Театральная компания ЗМ
Zakhar Prilepin and Kirill Serebrennikov

OTMOROZKI (THE SCUMBAGS)

The Seventh Studio, Moscow
Award nominations 2012

Драма / спектакль малой формы
работа режиссера (Kirill Serebrennikov)
Director Kirill Serebrennikov


Ten years ago, Kirill Serebrennikov was called a rebel and a grave-digger of the Russian Theatre. Today he teaches at the Moscow Art Theatre school studio and his students are members of the Seventh Studio - according to the tradition, started by Stanislavsky and Nemirovich-Danchenko, the Art Theatre acquires studios to pour new wine into old wineskins. The first professional studio performance is based on the prose by Zahar Prilepin and the stories written down by the students according to the words of radical organization members. The performance characters are guys, whose childhood coincided with the collapse of the USSR, their growing up fell on the bandit nineties; now the guys go into the square to fight for justice. The first word in this performance is "Revolution!" The set design is based on metal wire police blocking. Together they create a credible image of today's Russia, standing on the threshold of new changes. The authorities are on one side of the police barricades today, and not only the "otmorozki" ("scumbags"), but also the intelligentsia, who gave them this derisive name yesterday, are on the other side.


Elena Kovalskaya



"This performance is a complete portrait of protest consciousness. A collective portrait of people who desperately feel the untruth and know that it is not the right way to live, but do not understand clearly how to live”.
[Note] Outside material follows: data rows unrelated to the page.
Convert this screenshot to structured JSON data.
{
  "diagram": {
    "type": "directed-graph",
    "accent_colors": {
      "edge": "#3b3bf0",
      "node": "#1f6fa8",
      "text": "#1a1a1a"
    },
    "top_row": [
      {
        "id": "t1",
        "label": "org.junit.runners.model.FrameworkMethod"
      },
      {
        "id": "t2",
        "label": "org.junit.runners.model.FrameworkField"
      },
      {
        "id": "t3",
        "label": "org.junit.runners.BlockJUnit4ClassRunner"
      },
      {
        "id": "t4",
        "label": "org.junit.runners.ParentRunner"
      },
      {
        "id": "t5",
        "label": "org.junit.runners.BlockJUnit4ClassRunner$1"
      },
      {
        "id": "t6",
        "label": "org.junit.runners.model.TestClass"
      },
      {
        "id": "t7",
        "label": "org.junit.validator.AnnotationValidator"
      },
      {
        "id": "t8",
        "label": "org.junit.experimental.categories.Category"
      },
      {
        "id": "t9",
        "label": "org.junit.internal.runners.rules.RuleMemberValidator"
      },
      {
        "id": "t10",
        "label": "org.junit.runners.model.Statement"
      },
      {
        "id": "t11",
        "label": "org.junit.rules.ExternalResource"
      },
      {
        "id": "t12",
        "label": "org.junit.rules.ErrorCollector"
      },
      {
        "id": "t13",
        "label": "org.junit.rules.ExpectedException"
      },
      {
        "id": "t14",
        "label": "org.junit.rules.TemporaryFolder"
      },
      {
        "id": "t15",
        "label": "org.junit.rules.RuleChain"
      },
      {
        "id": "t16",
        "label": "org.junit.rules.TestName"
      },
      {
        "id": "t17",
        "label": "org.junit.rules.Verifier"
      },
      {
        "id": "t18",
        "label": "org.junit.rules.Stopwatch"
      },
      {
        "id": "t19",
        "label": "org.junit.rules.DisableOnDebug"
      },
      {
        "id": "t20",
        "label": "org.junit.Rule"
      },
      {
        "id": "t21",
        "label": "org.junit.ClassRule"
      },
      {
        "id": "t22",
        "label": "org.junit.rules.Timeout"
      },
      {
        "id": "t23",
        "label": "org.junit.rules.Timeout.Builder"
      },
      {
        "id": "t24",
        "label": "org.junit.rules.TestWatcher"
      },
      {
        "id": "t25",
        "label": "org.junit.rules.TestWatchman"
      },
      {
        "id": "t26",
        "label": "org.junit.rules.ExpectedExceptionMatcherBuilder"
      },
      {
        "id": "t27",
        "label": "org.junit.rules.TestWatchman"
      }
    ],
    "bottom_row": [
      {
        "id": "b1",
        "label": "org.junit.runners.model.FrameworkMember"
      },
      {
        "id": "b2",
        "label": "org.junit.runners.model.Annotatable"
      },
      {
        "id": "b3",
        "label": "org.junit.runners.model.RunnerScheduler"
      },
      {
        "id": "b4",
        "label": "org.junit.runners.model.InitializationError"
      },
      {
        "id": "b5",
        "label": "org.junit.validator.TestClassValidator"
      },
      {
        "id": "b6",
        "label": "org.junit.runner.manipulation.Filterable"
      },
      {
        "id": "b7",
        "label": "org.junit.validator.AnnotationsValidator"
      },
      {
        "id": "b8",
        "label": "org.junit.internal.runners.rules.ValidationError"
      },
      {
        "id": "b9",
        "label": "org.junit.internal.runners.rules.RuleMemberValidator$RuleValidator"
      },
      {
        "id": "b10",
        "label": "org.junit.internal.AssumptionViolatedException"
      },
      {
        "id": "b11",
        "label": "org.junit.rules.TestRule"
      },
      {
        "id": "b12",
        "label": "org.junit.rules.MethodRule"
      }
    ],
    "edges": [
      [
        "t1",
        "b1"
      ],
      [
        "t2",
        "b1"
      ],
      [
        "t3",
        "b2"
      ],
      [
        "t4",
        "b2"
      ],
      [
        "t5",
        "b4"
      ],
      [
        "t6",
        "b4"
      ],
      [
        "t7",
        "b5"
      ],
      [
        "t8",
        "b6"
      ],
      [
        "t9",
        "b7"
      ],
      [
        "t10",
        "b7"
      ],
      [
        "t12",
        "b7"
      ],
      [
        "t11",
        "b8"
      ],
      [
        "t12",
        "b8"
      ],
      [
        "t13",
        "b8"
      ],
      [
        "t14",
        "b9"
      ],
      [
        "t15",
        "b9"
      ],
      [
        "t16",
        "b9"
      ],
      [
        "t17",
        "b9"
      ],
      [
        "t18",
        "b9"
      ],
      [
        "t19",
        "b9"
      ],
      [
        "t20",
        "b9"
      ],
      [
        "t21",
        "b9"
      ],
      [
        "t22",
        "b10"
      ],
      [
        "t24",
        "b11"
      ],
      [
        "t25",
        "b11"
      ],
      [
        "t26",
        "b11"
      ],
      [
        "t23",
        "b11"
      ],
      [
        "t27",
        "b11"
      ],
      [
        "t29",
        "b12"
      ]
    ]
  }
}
from Kirill Serebrennikov's interview, Izvestia Newspaper



It is a complicated in its design but extremely clear and highly politicized theatrical construction where Serebrennikov harshly speculates about his (our) country, modern history, the drained post-Soviet man. About Motherland without soil …The scene is laid in a poorly lit hangar. There is no scenery. Void. Only whitened protective grilles. The common Moscow Interior — there are a lot of such grills in metro stations, crossings; they fence off the space where the "dissenting" and "otmorozki" rally. They are like the pale face of Russia, pierced by total unfreedom. The audience may perceive these pieces of iron in two ways: as part of the urban environment, a new architectural look of the capital, and as part of a visual installation, the stage world "drawings". Serebrennikov's grills, through which he "draws" the live performance pictures, embody the modern Moscow-police culture. These ugly pieces of iron turn out to be remarkably versatile stage material. They - together with the enclosure for protesters, the hospital beds and tables, and the walls of the bunker, and the benches. The grills are there to jump over, to beat with, to make love on. The Grills is our response to the IKEA transformer comfort.


OpenSpace.ru



While working at the OTMOROZKI the actors, students of Kirill Serebrennikov's workshop, interviewed the representatives of all youth movements, from the Kremlin adepts , called "Nashi" ("Ours") to National Bolsheviks. But to say that the production of the play by Serebrennikov and Zahar Prilepin is about the revolution phantom, wandering around the planet and arriving at our borders, is almost to say nothing. This is part of Serebrennikov's epic utterance about his home country: there Saltykov-Shchedrin. Presnyakov brothers, the old comedy by Ostrovsky, and the new novel by Dubovitsky all are transformed into graphic and mathematically consistent performances, where like in a dissembled clock mechanism one can see all the cogs, making Russia move. So, in the OTMOROZKI there comes the scene of a terrible Russian funeral seemingly unfit for the stage from the novel "Sankya", and the squabble of Zhilin's two adult neighbors in the hospital ward becomes a ridiculous and timeless metaphor of the "dialogue art " in Russia.